Ho sempre sostenuto, anche perché è cosa notoria, che la prima cosa da fare dentro quel palaghiaccio è una adeguata insonorizzazione. Io come roccolano mi sono vergognato ripetutamente in tutte le manifestazioni sportive cui ho assistito, dove, specialmente per il pattinaggio artistico è fondamentale che l’atleta abbia una precisa ricezione del brano musicale, ma anche il pubblico, che si diletta ad osservarlo, deve recepire in maniera precisa e piacevole il brano musicale. Ebbene no. In quel palaghiaccio è il caos sonoro. E lo è ancor più allor quando si ospitano appunto cantanti di grido, i quali tecnici del suono impazziscono letteralmente per adeguare i loro impianti all’infausto riverbero di suoni impazziti. Non ci riescono mai, perchè è impossibile.
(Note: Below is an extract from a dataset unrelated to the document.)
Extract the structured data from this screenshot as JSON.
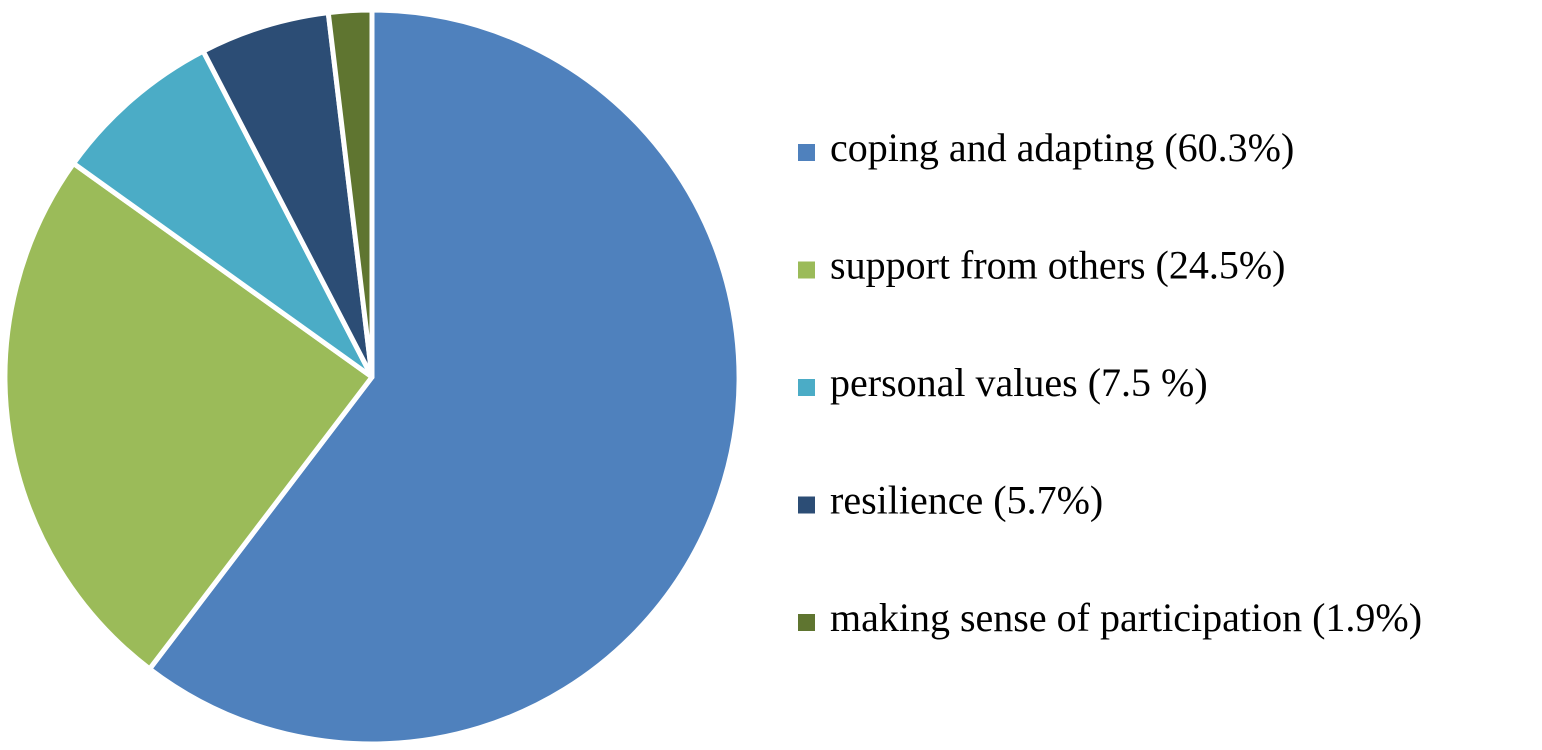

Quindi ho sempre aggiunto che quei soldi, se effettivamente buttati in canzoni e canzonette (deficit), dovevano essere impiegati per adeguare l’insonorizzazione della struttura. 200mila euro non sono uno scherzo e probabilmente sono più che sufficienti per adempiere al doveroso atto della mano pubblica che deve obbligatoriamente mantenere ogni impianto sportivo in condizioni ottimali. È un dovere imposto dalle più elementari norme di carattere istituzionale, che obbligano gli amministratori pubblici ad operare per il bene della comunità e non a cantare a squarciagola e costantemente in maniera sguaiata.
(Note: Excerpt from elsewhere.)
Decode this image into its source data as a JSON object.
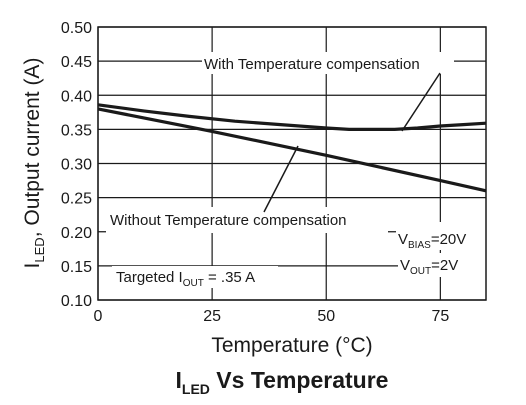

Quello della insonorizzazione delle strutture sportive, ma anche di auditorium e altre strutture similari, è un problema comune, basti pensare all’Auditorium della musica di Roma progettato dal grande Renzo Piano e che tanti grattacapi in merito ha dato per arrivare al perfetto equilibrio sonoro.

Il nostro palaghiaccio non è da meno e perciò deve essere al più presto sistemato. Ma come si fa a sistemarlo dirà chi è in malafede: se i denari non ci sono?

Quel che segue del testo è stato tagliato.